Dray se amarró su pierna de madera, que se había quitado para conducir, y bajó tan rápido como pudo por la ladera, pues aunque ya no podía jugar, era un crítico apasionado. Era necesario hacer muy poco esfuerzo para guardar el coche, ya que estaba enganchado a un manso caballo sordo, corto de vista y de piernas cortas, cuya edad nadie sabía con exactitud. Lo había escogido Sophie, a quien los caballos no le gustaban y la atemorizaban (lo que era lógico porque había tenido que montar en uno que mordía aunque llevara el freno siendo muy joven, había visto varios cazadores romper las costillas y la clavícula de su esposo y tenía la certeza de que las dotes de sus hijas se habrían gastado en caballos de carreras si no hubieran estado aseguradas legalmente). El caballo, que se llamaba
Moisés
, empezó a caminar despacio hacia el patio, fijando sus maltrechos ojos en Jack, que pasaba las páginas del ejemplar de
The Times
para encontrar la de información financiera. Jack, todavía leyendo, abrió la portezuela de uno de los magníficos compartimientos, y en cuanto Stephen desenganchó el coche,
Moisés
entró, se tumbó en el suelo, dio un suspiro y cerró los ojos.

—Está mejor de lo que pensaba —dijo Jack con el rostro radiante, lo que le hacía parecer diez años más joven—. Espero que hayas sacado provecho de lo que te dije.

—Por supuesto que sí —dijo Stephen sin énfasis—. Seguí tu consejo.

Entonces Jack comprendió que no le iba a contar nada más.

—Tendremos una terraza muy espaciosa y posiblemente con fuentes —dijo Jack—. También sería muy conveniente tener una sala de billar para los días en que llueve mucho.

Condujo a su amigo a la cocina, abrió la puerta del pequeño fogón y echó aire dentro con el fuelle hasta que el carbón se puso casi blanco.

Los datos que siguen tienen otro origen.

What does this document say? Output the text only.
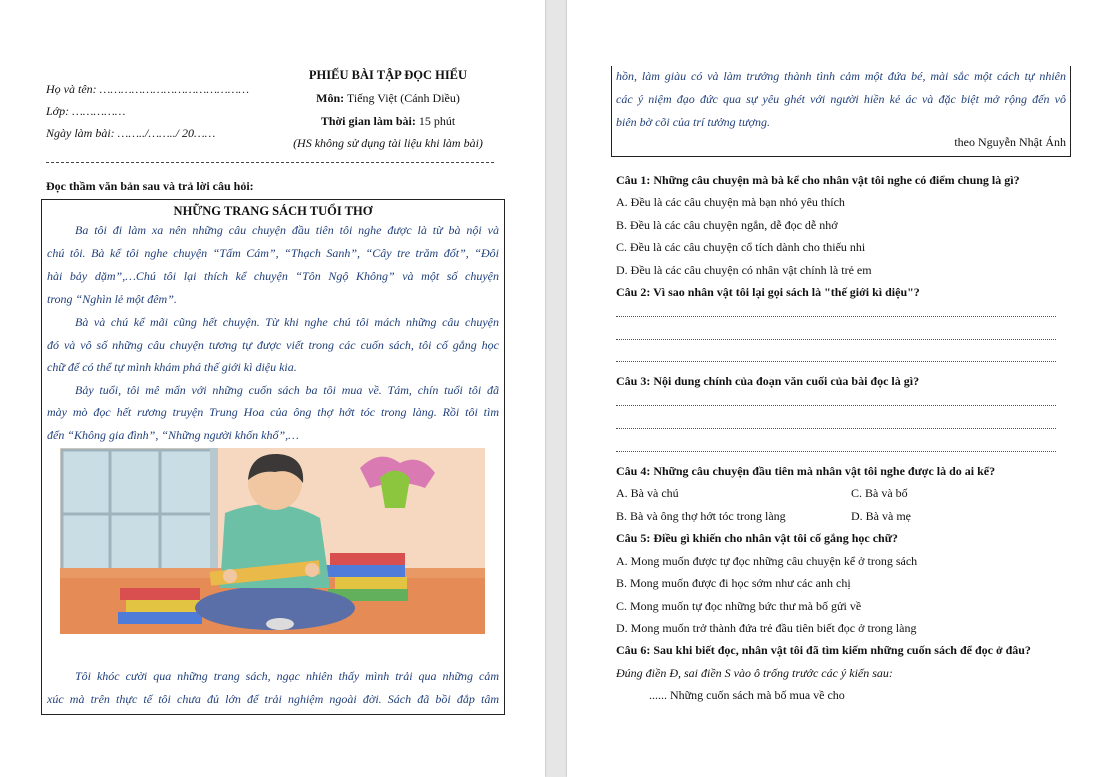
Họ và tên: ……………………………………
Lớp: ……………
Ngày làm bài: ……../……../ 20……
PHIẾU BÀI TẬP ĐỌC HIỂU
Môn: Tiếng Việt (Cánh Diều)
Thời gian làm bài: 15 phút
(HS không sử dụng tài liệu khi làm bài)
Đọc thầm văn bản sau và trả lời câu hỏi:
NHỮNG TRANG SÁCH TUỔI THƠ
Ba tôi đi làm xa nên những câu chuyện đầu tiên tôi nghe được là từ bà nội và
chú tôi. Bà kể tôi nghe chuyện “Tấm Cám”, “Thạch Sanh”, “Cây tre trăm đốt”, “Đôi
hài bảy dặm”,…Chú tôi lại thích kể chuyện “Tôn Ngộ Không” và một số chuyện
trong “Nghìn lẻ một đêm”.
Bà và chú kể mãi cũng hết chuyện. Từ khi nghe chú tôi mách những câu chuyện
đó và vô số những câu chuyện tương tự được viết trong các cuốn sách, tôi cố gắng học
chữ để có thể tự mình khám phá thế giới kì diệu kia.
Bảy tuổi, tôi mê mẩn với những cuốn sách ba tôi mua về. Tám, chín tuổi tôi đã
mày mò đọc hết rương truyện Trung Hoa của ông thợ hớt tóc trong làng. Rồi tôi tìm
đến “Không gia đình”, “Những người khốn khổ”,…
Tôi khóc cười qua những trang sách, ngạc nhiên thấy mình trải qua những cảm
xúc mà trên thực tế tôi chưa đủ lớn để trải nghiệm ngoài đời. Sách đã bồi đắp tâm
hồn, làm giàu có và làm trưởng thành tình cảm một đứa bé, mài sắc một cách tự nhiên
các ý niệm đạo đức qua sự yêu ghét với người hiền kẻ ác và đặc biệt mở rộng đến vô
biên bờ cõi của trí tưởng tượng.
theo Nguyễn Nhật Ánh
Câu 1: Những câu chuyện mà bà kể cho nhân vật tôi nghe có điểm chung là gì?
A. Đều là các câu chuyện mà bạn nhỏ yêu thích
B. Đều là các câu chuyện ngắn, dễ đọc dễ nhớ
C. Đều là các câu chuyện cổ tích dành cho thiếu nhi
D. Đều là các câu chuyện có nhân vật chính là trẻ em
Câu 2: Vì sao nhân vật tôi lại gọi sách là "thế giới kì diệu"?
Câu 3: Nội dung chính của đoạn văn cuối của bài đọc là gì?
Câu 4: Những câu chuyện đầu tiên mà nhân vật tôi nghe được là do ai kể?
A. Bà và chú	C. Bà và bố
B. Bà và ông thợ hớt tóc trong làng	D. Bà và mẹ
Câu 5: Điều gì khiến cho nhân vật tôi cố gắng học chữ?
A. Mong muốn được tự đọc những câu chuyện kể ở trong sách
B. Mong muốn được đi học sớm như các anh chị
C. Mong muốn tự đọc những bức thư mà bố gửi về
D. Mong muốn trở thành đứa trẻ đầu tiên biết đọc ở trong làng
Câu 6: Sau khi biết đọc, nhân vật tôi đã tìm kiếm những cuốn sách để đọc ở đâu?
Đúng điền Đ, sai điền S vào ô trống trước các ý kiến sau:
...... Những cuốn sách mà bố mua về cho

—Disculpa el olor a pintura —dijo, cogiendo el molinillo de café—. Dimos la primera mano ayer… —añadió, y el ruido del molinillo ahogó el resto de sus palabras.

Bebieron la reconfortante infusión fuera, caminando de un lado para otro rodeados de la suave brisa, y Stephen, un hombre sobrio en la comida, se comió dos pequeñas galletas. Cuando terminaron de beberse la cafetera, Jack aguzó el oído y pudo escuchar unos gritos en el campo de críquet.

—Tal vez sea mejor que regresemos allá abajo —dijo.

Cuando se dirigían allí por el estrecho sendero, miró un momento hacia atrás y, con una dulce sonrisa, preguntó:

—¿Te dije que quería comprar la
Surprise
? Puedo amarrarla en un puerto privado en Porchester.